We don’t know why or how he is wealthy.  Perhaps he inherited his family’s wealth.  Perhaps he worked very hard, did all the right things – as he did in following the commandments – and from the outside appears to have it all.  And he just wants that divine stamp of approval – that guarantee that his status and wealth are signs of God’s blessing and favor – in this life and the next.

Why does Jesus answer this good man’s eagerness with such a hard request?  On one hand, there is no getting around the challenge of following Jesus with this one. When the man leaves Jesus turns and uses him as mandate for all Christians – our wealth and the kingdom of God are inherently in conflict.  The kingdom of God is a place of economic justice, where the first are last and the last are first.  A place where inheritance is shared, inheritance is equal.  For those of us who pray – thy will be done on earth as it is in heaven – we have to wrestle individually and as a community with what part we play in the economy of God’s kingdom.

At the same time, Jesus’s directive is to one particular person and while he may put forward a challenging request he does so in love.  It doesn’t say – Jesus looked at the man, and judged him to be unworthy and then spoke.  Jesus, looking at the man, loved him.  And why we would think the journey for this man ended here?  Jesus plants seeds and Jesus believes in a journey.  Who knows how this seed grew in this man’s heart?  He may have gone away sad that day – but who knows how that moment changed him?  Maybe eventually he did – give it all away.  Maybe he gave more to those in need after that day – than ever before.  We don’t know what transpired over the course of the rest of his life – but we know, I know from my own experiences, that sometimes in sorrow and anxiety – seeds are planted – and – under the loving gaze of God – we change and grow.

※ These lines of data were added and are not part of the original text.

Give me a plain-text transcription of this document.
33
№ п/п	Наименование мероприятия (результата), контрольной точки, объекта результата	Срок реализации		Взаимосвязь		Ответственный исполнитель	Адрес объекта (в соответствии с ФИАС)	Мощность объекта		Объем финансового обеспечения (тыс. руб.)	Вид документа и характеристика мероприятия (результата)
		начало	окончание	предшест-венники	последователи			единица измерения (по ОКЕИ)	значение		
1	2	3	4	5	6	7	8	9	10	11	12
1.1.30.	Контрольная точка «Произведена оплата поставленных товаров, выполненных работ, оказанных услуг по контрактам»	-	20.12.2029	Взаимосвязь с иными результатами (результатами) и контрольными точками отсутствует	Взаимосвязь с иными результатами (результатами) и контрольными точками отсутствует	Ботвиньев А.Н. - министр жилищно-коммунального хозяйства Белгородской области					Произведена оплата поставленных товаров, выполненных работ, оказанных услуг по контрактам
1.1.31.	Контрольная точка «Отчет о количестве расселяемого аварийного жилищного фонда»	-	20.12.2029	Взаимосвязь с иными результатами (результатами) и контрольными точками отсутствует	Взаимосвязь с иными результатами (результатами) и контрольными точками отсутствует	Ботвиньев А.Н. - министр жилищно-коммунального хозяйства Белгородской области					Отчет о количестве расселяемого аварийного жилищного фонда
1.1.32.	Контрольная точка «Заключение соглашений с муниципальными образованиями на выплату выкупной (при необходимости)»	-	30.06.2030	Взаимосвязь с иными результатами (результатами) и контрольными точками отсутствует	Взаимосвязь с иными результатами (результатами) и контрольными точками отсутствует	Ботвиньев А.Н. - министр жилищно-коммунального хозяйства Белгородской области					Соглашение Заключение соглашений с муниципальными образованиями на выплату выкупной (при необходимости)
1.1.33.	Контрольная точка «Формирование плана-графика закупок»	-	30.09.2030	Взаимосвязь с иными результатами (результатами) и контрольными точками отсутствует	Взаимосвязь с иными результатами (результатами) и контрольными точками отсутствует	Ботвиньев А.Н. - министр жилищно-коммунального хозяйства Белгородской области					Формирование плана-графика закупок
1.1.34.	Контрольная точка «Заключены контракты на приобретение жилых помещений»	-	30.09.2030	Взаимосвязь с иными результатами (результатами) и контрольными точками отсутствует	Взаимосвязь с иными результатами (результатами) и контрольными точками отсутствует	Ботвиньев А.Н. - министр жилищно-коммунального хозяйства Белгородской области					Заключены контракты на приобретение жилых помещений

I officiated at a wedding last night.  A young couple from our church got married at the Baltimore Museum of Art.  It was a beautiful wedding – out in the sculpture garden – just before sunset – everyone looking gorgeous – everyone knowing exactly what to do – a picture perfect wedding.  And in my remarks I reminded them – as I do at most – that we don’t say – I DO when we give our consent to be married – we say I WILL.  Because I will signifies that today is only the beginning.  And while there may be perfect weddings – there are no perfect marriages.  And what a couple is doing is giving their consent to a future promise.  The promise that they will practice growing in love allowing their identity to be shaped by one another and God as they try to live into those promises.

Ultimately, the root of this passage is about our inability TO DO anything to earn eternal life now – or in the age to come.  God is the one who does everything.  And Jesus invites us to say I WILL to the promises we make to God and God makes with us.  How do we hear these words this morning and let a seed be planted.  How are we allowing Jesus to gaze upon us in love?  In order to receive an inheritance something, someone must die.  What does Christ invite us to let go of this morning so that we might nurture and grow the grace of God in our hearts – allowing ourselves to be transformed?  Amen.